Andrew Wiles (stumble)

Watching the Doodle of August 17, 2011, I 'stumbled' with Fermat's Last Theorem and also with something Fermat said:

"it is impossible to separate a cube into two cubes, or a fourth power into two fourth powers, or in general, any power higher than the second, into two like powers. 'I have discovered a truly marvelous proof of this, which this margin is too narrow to contain.' "

And then, I 'stumbled' with Andrew Wiles and also with something he said that I feel I will try to remember forever, because I like it:

"Perhaps I can best describe my experience of doing mathematics in terms of a journey through a dark unexplored mansion. You enter the first room of the mansion and it's completely dark. You stumble around bumping into the furniture, but gradually you learn where each piece of furniture is.

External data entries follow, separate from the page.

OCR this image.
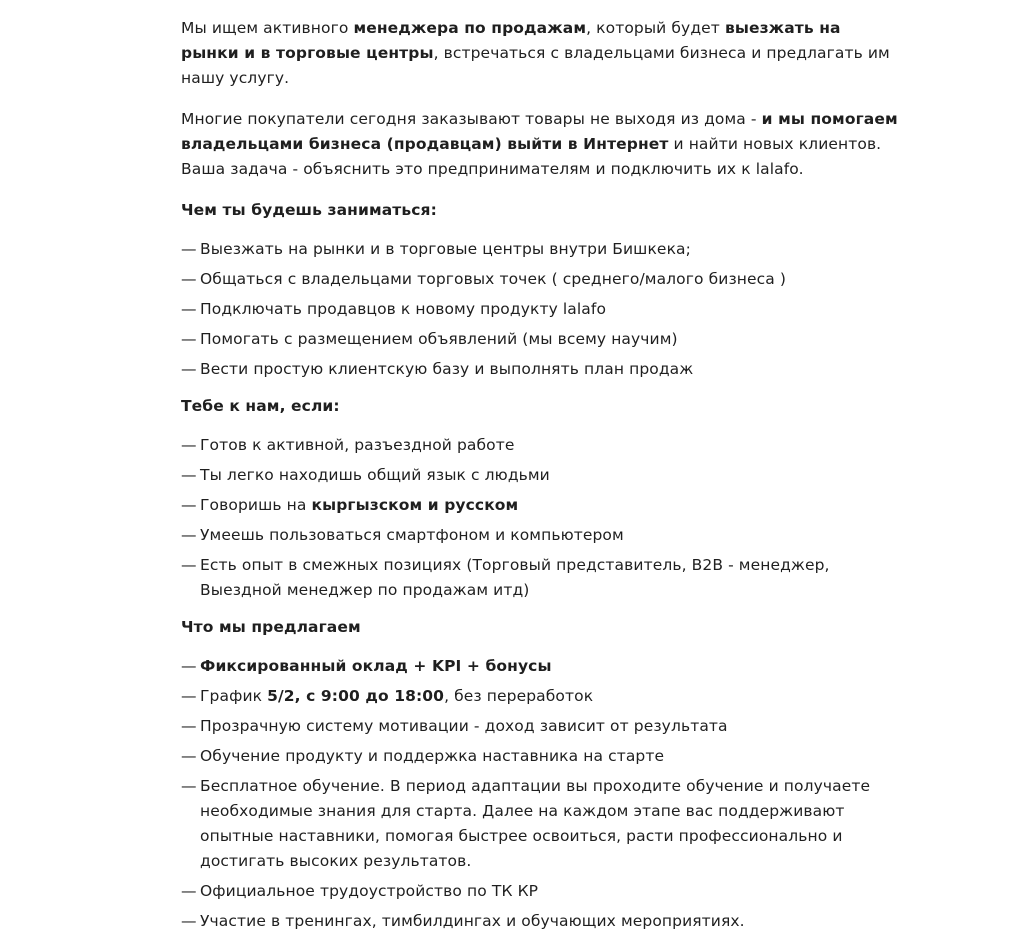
Мы ищем активного менеджера по продажам, который будет выезжать на рынки и в торговые центры, встречаться с владельцами бизнеса и предлагать им нашу услугу.

Многие покупатели сегодня заказывают товары не выходя из дома - и мы помогаем владельцами бизнеса (продавцам) выйти в Интернет и найти новых клиентов. Ваша задача - объяснить это предпринимателям и подключить их к lalafo.

Чем ты будешь заниматься:
— Выезжать на рынки и в торговые центры внутри Бишкека;
— Общаться с владельцами торговых точек ( среднего/малого бизнеса )
— Подключать продавцов к новому продукту lalafo
— Помогать с размещением объявлений (мы всему научим)
— Вести простую клиентскую базу и выполнять план продаж
Тебе к нам, если:
— Готов к активной, разъездной работе
— Ты легко находишь общий язык с людьми
— Говоришь на кыргызском и русском
— Умеешь пользоваться смартфоном и компьютером
— Есть опыт в смежных позициях (Торговый представитель, B2B - менеджер, Выездной менеджер по продажам итд)
Что мы предлагаем
— Фиксированный оклад + KPI + бонусы
— График 5/2, с 9:00 до 18:00, без переработок
— Прозрачную систему мотивации - доход зависит от результата
— Обучение продукту и поддержка наставника на старте
— Бесплатное обучение. В период адаптации вы проходите обучение и получаете необходимые знания для старта. Далее на каждом этапе вас поддерживают опытные наставники, помогая быстрее освоиться, расти профессионально и достигать высоких результатов.
— Официальное трудоустройство по ТК КР
— Участие в тренингах, тимбилдингах и обучающих мероприятиях.
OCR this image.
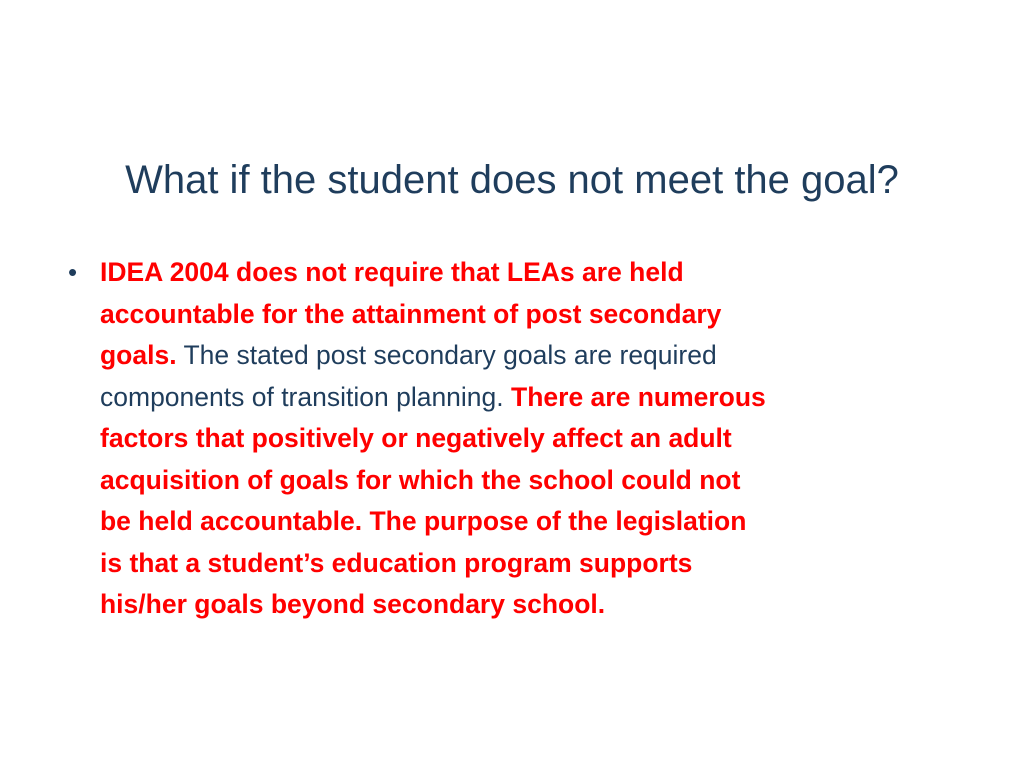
What if the student does not meet the goal?
• IDEA 2004 does not require that LEAs are held
accountable for the attainment of post secondary
goals. The stated post secondary goals are required
components of transition planning. There are numerous
factors that positively or negatively affect an adult
acquisition of goals for which the school could not
be held accountable. The purpose of the legislation
is that a student’s education program supports
his/her goals beyond secondary school.
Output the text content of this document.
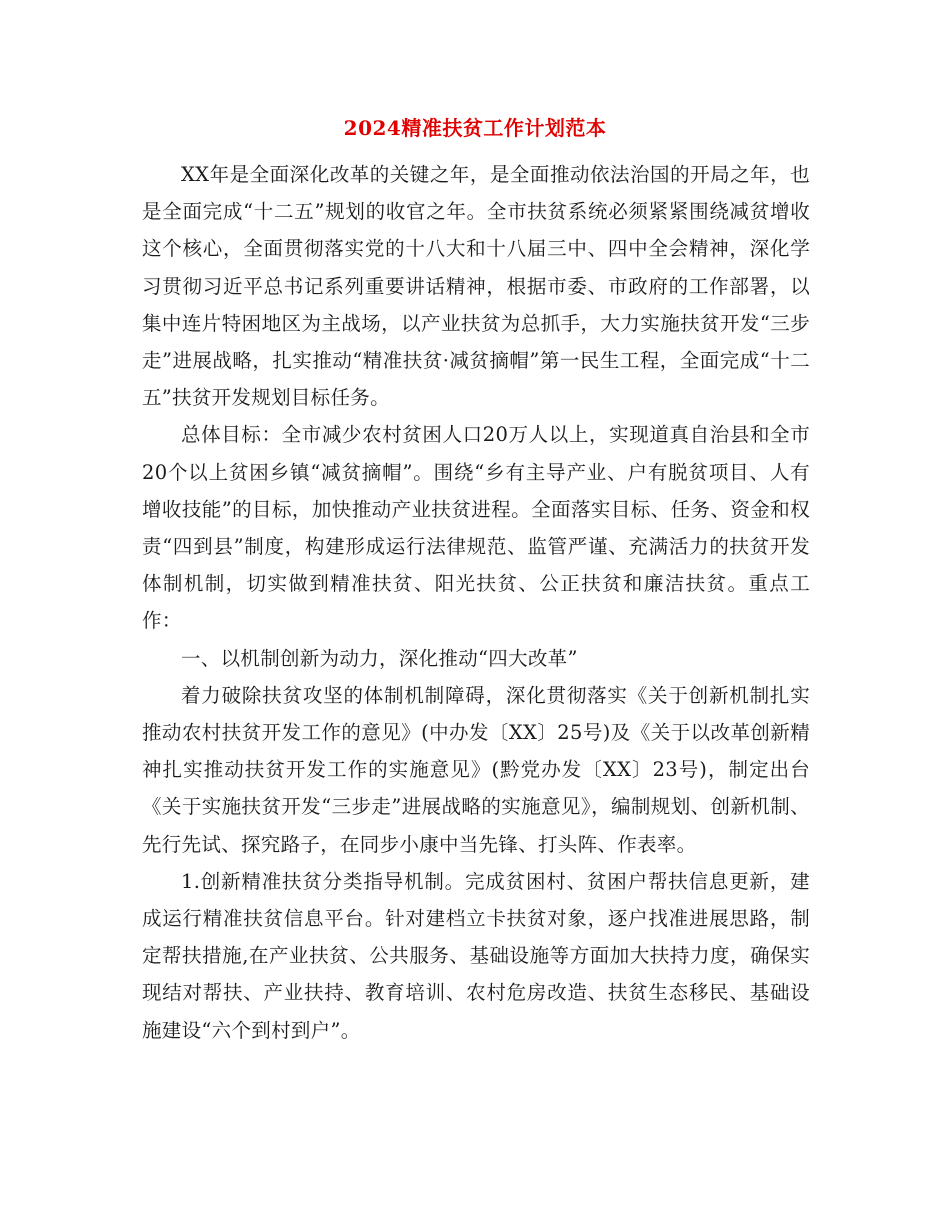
2024精准扶贫工作计划范本

XX年是全面深化改革的关键之年，是全面推动依法治国的开局之年，也是全面完成“十二五”规划的收官之年。全市扶贫系统必须紧紧围绕减贫增收这个核心，全面贯彻落实党的十八大和十八届三中、四中全会精神，深化学习贯彻习近平总书记系列重要讲话精神，根据市委、市政府的工作部署，以集中连片特困地区为主战场，以产业扶贫为总抓手，大力实施扶贫开发“三步走”进展战略，扎实推动“精准扶贫·减贫摘帽”第一民生工程，全面完成“十二五”扶贫开发规划目标任务。

总体目标：全市减少农村贫困人口20万人以上，实现道真自治县和全市20个以上贫困乡镇“减贫摘帽”。围绕“乡有主导产业、户有脱贫项目、人有增收技能”的目标，加快推动产业扶贫进程。全面落实目标、任务、资金和权责“四到县”制度，构建形成运行法律规范、监管严谨、充满活力的扶贫开发体制机制，切实做到精准扶贫、阳光扶贫、公正扶贫和廉洁扶贫。重点工作：

一、以机制创新为动力，深化推动“四大改革”

着力破除扶贫攻坚的体制机制障碍，深化贯彻落实《关于创新机制扎实推动农村扶贫开发工作的意见》(中办发〔XX〕25号)及《关于以改革创新精神扎实推动扶贫开发工作的实施意见》(黔党办发〔XX〕23号)，制定出台《关于实施扶贫开发“三步走”进展战略的实施意见》，编制规划、创新机制、先行先试、探究路子，在同步小康中当先锋、打头阵、作表率。

1.创新精准扶贫分类指导机制。完成贫困村、贫困户帮扶信息更新，建成运行精准扶贫信息平台。针对建档立卡扶贫对象，逐户找准进展思路，制定帮扶措施,在产业扶贫、公共服务、基础设施等方面加大扶持力度，确保实现结对帮扶、产业扶持、教育培训、农村危房改造、扶贫生态移民、基础设施建设“六个到村到户”。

Finally, after six months or so, you find the light switch, you turn it on, and suddenly it's all illuminated. You can see exactly where you were. Then you move into the next room and spend another six months in the dark. So each of these breakthroughs, while sometimes they're momentary, sometimes over a period of a day or two, they are the culmination of—and couldn't exist without—the many months of stumbling around in the dark that proceed them."

That is the way I like to look at optimism, positivism, inspiration and motivation: never pull mistakes out of the equation!!